Di ujung senja sore ini. Helaan napas penuh rasa kecewa muncul lagi dari hidung mancung Gadis. Dia menatap ke langit yang mulai dipenuhi titik-titik putih bercahaya redup.

"Andai krisis moneter itu tak terjadi mungkinkah saat ini aku bisa bersama orang tuaku?" ucap Gadis sambil membayangkan sebuah kebahagiaan yang disebut keluarga. "Aku terpaksa tinggal di sini karena krisis itu. Krisis yang membuat orang tuaku tak mampu untuk menghidupiku. Sebenarnya mereka masih hidup tidak sih? Atau jangan-jangan sudah mati!" 

"Nak, ayo masuk. Di luar dingin lho," panggil seseorang wanita paruh baya. Wanita itu bernama Bunda Asih. Ibu pengurus panti asuhan tempat Gadis tinggal. Rambut wanita itu sudah mulai penuh uban tanda tak muda lagi. Tangan dan kakinya mulai nampak keriput. Separuh abad lebih usianya dia habiskan untuk mengurus para malaikat kecil tak berdosa yang dibuang orang tuanya. 

"Eh, Bunda," sahut Gadis sambil menoleh. Bunda Asih menghampiri Gadis. Tangannya membelai lembut kepala Gadis seolah dia masih anak kecil. "Masuk yuk, di luar dingin." Gadis hanya menggangguk. 
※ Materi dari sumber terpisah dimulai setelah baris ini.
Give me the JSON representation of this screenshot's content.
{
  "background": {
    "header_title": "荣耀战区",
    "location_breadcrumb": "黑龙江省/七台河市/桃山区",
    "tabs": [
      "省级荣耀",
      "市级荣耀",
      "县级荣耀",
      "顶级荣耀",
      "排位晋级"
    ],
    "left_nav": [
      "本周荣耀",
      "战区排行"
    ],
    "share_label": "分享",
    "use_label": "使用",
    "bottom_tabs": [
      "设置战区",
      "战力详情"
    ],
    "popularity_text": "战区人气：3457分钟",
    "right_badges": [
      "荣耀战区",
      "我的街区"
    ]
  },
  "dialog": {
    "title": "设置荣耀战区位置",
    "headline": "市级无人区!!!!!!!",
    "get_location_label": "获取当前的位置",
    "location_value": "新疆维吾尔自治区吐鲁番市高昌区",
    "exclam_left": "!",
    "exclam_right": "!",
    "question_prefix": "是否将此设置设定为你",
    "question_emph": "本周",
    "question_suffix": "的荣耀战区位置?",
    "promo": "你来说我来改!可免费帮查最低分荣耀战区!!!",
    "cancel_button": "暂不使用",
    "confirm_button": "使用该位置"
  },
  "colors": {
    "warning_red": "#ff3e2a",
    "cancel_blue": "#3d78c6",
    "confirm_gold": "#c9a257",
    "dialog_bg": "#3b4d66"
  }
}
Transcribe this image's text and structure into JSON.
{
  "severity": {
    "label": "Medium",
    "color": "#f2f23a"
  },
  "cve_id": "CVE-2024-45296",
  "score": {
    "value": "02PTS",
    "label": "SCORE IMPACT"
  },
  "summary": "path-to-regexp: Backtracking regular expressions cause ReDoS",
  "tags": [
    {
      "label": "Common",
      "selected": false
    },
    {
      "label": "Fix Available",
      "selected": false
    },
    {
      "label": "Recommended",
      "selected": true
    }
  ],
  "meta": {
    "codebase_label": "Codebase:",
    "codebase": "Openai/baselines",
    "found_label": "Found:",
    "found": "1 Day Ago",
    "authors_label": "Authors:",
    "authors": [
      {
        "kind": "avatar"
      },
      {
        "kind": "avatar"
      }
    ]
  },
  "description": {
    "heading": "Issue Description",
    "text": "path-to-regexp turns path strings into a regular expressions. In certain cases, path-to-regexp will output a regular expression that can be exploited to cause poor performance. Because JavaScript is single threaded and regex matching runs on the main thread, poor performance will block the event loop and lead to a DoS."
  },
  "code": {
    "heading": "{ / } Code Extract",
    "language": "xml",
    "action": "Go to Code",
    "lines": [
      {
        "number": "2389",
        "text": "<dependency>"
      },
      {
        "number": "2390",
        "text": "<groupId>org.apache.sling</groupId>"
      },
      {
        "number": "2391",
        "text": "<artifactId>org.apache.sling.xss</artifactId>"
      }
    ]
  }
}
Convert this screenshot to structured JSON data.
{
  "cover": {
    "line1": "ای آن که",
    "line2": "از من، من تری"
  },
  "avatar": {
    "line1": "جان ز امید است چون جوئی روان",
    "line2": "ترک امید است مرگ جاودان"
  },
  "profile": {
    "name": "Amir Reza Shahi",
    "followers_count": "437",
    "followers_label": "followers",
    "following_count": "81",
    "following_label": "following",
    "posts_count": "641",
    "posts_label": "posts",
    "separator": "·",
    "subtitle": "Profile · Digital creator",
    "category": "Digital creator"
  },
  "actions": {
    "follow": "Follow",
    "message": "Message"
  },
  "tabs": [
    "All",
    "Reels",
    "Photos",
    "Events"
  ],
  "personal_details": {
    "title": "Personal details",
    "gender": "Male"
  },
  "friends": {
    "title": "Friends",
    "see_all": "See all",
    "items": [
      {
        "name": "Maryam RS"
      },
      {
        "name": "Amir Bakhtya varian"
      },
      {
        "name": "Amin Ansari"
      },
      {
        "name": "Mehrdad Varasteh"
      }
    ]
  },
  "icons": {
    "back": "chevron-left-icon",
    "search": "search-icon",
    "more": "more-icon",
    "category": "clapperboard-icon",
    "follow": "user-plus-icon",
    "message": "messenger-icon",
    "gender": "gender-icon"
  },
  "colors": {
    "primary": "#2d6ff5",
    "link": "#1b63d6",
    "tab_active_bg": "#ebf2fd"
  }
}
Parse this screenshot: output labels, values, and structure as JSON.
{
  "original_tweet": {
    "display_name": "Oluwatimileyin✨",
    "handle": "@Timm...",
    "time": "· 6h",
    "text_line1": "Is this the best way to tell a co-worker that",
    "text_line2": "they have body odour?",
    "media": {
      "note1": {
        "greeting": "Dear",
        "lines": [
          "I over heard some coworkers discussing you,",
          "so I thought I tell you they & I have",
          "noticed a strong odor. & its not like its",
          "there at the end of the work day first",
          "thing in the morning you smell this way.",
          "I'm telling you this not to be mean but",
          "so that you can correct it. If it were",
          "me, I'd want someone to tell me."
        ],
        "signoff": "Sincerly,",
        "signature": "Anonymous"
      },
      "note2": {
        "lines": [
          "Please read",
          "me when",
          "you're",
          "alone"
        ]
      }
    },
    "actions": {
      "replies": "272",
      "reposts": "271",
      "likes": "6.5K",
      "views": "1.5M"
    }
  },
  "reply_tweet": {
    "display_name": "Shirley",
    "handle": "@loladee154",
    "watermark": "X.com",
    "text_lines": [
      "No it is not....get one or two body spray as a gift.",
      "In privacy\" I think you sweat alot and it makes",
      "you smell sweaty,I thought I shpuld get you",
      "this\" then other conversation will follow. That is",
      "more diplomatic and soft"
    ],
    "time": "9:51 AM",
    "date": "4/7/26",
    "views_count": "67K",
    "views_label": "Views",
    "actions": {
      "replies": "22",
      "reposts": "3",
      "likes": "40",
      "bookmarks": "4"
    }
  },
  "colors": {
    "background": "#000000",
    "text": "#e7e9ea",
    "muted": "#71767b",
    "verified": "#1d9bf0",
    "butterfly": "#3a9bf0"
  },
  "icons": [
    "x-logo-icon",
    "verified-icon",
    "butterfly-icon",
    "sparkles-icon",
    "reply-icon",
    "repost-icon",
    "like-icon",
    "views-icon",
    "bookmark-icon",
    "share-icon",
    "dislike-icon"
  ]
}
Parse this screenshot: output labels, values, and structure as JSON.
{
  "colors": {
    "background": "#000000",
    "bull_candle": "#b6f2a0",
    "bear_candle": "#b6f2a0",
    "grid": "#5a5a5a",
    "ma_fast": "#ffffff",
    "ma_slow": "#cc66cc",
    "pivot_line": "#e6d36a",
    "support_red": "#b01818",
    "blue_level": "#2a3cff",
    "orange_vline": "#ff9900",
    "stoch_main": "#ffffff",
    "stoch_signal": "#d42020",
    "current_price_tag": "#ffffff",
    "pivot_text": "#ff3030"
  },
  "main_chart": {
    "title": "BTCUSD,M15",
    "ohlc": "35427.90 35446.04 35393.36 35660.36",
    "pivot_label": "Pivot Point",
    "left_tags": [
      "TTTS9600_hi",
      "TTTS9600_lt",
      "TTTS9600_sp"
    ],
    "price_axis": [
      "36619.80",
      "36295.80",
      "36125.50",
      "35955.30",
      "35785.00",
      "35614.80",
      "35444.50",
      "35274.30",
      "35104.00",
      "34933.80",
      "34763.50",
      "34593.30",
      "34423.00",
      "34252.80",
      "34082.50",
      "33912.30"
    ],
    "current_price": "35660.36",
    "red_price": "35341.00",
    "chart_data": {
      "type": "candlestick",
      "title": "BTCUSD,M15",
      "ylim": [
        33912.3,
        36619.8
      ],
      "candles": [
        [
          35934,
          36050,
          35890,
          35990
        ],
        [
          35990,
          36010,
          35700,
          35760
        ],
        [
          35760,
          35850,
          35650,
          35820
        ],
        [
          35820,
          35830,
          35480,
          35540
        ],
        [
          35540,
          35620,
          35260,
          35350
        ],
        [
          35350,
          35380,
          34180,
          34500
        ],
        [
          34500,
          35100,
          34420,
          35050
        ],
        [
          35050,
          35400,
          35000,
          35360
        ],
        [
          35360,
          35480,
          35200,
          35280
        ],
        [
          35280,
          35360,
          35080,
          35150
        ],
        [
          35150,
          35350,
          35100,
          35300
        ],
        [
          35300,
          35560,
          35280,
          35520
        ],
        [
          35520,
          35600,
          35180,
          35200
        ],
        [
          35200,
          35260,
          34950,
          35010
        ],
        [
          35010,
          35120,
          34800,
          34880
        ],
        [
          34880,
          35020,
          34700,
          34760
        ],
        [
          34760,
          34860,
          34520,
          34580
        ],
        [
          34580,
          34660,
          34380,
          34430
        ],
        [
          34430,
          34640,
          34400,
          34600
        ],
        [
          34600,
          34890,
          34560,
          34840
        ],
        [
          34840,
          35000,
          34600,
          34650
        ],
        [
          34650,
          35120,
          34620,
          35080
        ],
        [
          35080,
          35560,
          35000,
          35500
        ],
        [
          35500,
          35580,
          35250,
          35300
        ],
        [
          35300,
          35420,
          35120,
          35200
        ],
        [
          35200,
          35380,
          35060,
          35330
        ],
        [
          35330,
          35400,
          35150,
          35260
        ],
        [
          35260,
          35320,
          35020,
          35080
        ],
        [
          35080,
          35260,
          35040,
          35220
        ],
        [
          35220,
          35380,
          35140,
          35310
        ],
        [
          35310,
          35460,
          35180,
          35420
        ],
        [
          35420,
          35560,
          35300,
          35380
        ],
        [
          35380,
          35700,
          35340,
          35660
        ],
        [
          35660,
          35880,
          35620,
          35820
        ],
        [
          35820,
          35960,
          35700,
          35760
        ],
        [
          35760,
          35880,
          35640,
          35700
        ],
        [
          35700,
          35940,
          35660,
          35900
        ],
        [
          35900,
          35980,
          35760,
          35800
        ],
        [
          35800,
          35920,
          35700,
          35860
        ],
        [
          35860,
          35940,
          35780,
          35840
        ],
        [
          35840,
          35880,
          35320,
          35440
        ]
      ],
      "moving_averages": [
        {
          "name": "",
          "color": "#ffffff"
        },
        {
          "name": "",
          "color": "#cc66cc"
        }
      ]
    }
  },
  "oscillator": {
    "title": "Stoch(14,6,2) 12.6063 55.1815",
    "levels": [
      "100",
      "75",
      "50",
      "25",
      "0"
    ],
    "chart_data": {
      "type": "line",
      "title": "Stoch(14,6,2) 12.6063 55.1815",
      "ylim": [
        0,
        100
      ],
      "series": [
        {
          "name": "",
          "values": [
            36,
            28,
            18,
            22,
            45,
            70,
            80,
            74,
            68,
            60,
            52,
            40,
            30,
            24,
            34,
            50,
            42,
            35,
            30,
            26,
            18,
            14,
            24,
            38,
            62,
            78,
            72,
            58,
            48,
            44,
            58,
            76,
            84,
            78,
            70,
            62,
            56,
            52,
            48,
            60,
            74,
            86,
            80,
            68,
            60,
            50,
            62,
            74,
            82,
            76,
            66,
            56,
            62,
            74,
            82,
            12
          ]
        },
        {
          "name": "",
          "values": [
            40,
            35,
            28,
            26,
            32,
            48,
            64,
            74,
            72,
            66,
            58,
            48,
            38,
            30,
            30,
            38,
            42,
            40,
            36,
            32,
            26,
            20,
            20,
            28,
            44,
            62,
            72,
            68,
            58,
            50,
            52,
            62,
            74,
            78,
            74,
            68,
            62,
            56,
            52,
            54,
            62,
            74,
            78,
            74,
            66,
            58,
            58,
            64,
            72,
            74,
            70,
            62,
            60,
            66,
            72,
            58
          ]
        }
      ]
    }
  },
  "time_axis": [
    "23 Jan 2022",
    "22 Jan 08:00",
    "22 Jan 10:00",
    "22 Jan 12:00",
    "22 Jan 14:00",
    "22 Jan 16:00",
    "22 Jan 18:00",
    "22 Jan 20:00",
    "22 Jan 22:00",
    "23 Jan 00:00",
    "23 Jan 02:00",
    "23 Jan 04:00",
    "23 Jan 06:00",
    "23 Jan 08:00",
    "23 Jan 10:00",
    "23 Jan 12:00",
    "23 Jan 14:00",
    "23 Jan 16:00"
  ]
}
"Bunda, apakah Krisis Moneter dulu sangat parah?" tanya Gadis. 

"Kenapa kamu bertanya hal itu?" Bunda Asih heran. 

"Aku terus memikirkan hal itu selama ini. Apalagi itu adalah bagian dari namaku yang Bunda berikan. Namaku Gadis Krismoningsih. Krismon singkatan dari Krisis Moneter kan, Bunda? Aku sudah besar dan cukup dewasa. Sejak kecil banyak orang tua yang ingin mengadopsiku tetapi selalu Bunda tolak karena aku berstatus anak titipan akibat Krisis Ekonomi 1998."

"Itu krisis yang cukup parah. Banyak perusahaan bangkrut. Harga barang-barang kebutuhan menjadi mahal."

"Apa mungkin dulu orang tuaku terkena Pemutusan Hubungan Kerja sehingga tak mampu membiayaiku yang masih bayi?" tanya Gadis sambil menatap Bunda Asih. 

"Orang tuamu pasti sayang padamu, Nak. Tidak ada orang tua yang membenci anaknya," jawab Bunda Asih lembut.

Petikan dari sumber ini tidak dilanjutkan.